= Galician alphabet =

Set of 23 Latin-script letters used to write the Galician language

The Galician alphabet is used for writing the Galician language. According to the modern and official standard, it has 23 letters and 6 digraphs. The extraneous letters j, k, w and y are sporadically found in foreign words, abbreviations and international symbols.

As in Portuguese and unlike in Spanish, Galician letter names are of masculine grammatical gender.

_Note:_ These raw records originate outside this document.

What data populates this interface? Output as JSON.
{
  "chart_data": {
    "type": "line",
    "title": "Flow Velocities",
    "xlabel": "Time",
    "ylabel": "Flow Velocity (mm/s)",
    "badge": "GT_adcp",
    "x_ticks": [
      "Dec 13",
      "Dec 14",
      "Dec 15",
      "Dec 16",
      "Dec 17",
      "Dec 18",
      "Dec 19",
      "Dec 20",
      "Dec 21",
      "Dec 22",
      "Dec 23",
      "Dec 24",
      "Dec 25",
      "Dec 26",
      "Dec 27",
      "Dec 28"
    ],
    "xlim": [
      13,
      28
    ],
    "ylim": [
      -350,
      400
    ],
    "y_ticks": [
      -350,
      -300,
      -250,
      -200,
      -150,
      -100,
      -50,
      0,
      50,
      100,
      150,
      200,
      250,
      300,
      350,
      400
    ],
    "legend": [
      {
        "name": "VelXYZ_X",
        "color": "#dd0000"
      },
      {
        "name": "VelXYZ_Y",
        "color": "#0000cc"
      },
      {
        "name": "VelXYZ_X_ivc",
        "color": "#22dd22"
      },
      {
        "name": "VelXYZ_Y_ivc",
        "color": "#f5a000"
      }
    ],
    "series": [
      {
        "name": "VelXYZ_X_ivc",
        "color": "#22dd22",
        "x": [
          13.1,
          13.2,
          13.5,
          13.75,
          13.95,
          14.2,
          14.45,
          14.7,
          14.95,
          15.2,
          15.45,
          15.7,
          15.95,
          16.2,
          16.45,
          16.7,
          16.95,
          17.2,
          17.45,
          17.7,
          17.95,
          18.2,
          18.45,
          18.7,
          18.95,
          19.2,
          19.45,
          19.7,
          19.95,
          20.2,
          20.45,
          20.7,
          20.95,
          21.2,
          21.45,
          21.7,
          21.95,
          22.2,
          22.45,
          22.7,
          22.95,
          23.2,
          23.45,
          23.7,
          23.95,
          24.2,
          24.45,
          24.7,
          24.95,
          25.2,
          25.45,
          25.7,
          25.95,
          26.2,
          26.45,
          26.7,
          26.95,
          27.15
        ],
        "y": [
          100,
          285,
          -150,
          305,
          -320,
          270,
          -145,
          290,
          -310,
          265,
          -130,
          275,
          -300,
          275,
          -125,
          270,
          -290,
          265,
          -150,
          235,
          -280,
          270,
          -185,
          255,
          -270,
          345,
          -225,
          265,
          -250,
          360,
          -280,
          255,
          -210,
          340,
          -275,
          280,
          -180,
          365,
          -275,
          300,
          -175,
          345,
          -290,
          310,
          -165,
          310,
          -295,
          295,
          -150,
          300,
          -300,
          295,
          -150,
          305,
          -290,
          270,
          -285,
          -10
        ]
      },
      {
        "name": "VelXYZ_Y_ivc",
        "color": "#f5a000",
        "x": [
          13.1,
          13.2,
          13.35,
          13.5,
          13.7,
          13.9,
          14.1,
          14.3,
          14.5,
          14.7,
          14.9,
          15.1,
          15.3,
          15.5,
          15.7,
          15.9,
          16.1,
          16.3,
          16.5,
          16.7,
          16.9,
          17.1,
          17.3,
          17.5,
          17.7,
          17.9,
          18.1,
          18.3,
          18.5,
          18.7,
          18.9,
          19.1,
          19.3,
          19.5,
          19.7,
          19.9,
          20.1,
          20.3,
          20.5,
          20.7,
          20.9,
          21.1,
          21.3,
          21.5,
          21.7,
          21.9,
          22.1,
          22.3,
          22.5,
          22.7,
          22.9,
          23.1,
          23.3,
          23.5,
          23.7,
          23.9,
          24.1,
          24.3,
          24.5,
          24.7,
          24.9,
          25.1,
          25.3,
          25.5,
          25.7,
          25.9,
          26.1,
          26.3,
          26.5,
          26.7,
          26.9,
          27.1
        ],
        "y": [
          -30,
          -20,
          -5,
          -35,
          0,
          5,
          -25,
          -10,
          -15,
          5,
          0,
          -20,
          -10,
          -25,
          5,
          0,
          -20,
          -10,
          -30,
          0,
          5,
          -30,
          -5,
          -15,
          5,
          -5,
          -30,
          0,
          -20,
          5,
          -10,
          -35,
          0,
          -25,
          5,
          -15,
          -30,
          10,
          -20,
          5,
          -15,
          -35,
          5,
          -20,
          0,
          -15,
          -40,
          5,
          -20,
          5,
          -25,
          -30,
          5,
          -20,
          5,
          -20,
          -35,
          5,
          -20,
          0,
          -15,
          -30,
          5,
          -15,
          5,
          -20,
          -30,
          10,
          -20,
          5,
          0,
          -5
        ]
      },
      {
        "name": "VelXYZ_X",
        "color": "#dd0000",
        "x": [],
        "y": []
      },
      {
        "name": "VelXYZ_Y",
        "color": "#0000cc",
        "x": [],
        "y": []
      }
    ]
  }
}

| Letter | Name | Pronunciation | Phonemic values |
|---|---|---|---|
| A a | a | /a/ | /a/ |
| B b | be | /be/ | /b/ |
| C c | ce | /θe/ | /θ/ (+ e, i; /s/ in seseo zones) /k/ (+ a, o, u) |
| D d | de | /de/ | /d/ |
| E e | e | /ɛ/ | /e/, /ɛ/ |
| F f | efe | /ˈɛfe̝/ | /f/ |
| G g | gue | /ɡe/ | /ɡ/ (/x/ in gheada zones) |
| H h | hache | /ˈat͡ʃe̝/ | /x/ |
| I i | i | /i/ | /i/, /j/ |
| L l | ele | /ˈɛle̝/ | /l/ |
| M m | eme | /ˈɛme̝/ | /m/ |
| N n | ene | /ˈɛne̝/ | /n/ |
| Ñ ñ | eñe | /ˈɛɲe̝/ | /ɲ/ |
| O o | o | /ɔ/ | /o/, /ɔ/ |
| P p | pe | /pe/ | /p/ |
| Q q | que | /ke/ | /k/ |
| R r | erre | /ˈɛre̝/ | /r/, /ɾ/ |
| S s | ese | /ˈɛse̝/ | /s/ |
| T t | te | /te/ | /t/ |
| U u | u | /u/ | /u/, /w/ |
| V v | uve | /ˈuβe̝/ | /b/, /β/, /v/ |
| X x | xe | /ʃe/ | /ʃ/, /ks/ |
| Z z | zeta | /ˈθeta̝/ | /θ/ (/s/ in seseo zones) |

| Digraph | Name | Phonemic values |
|---|---|---|
| ch | ce hache | /tʃ/ |
| gu | gue u | /g/ |
| ll | ele dobre | /ʎ/ |
| nh | ene hache | /ŋ/ |
| qu | que u | /k/ |
| rr | erre dobre | /r/ |

The Medieval Galician alphabet, still used today by advocates of reintegrationism, featured the additional letters j /ʃ/ and ç /θ/ (or /s/ in areas with sigmatism) as well as the digraphs lh /ʎ/, nh /ɲ/ and ss /s/.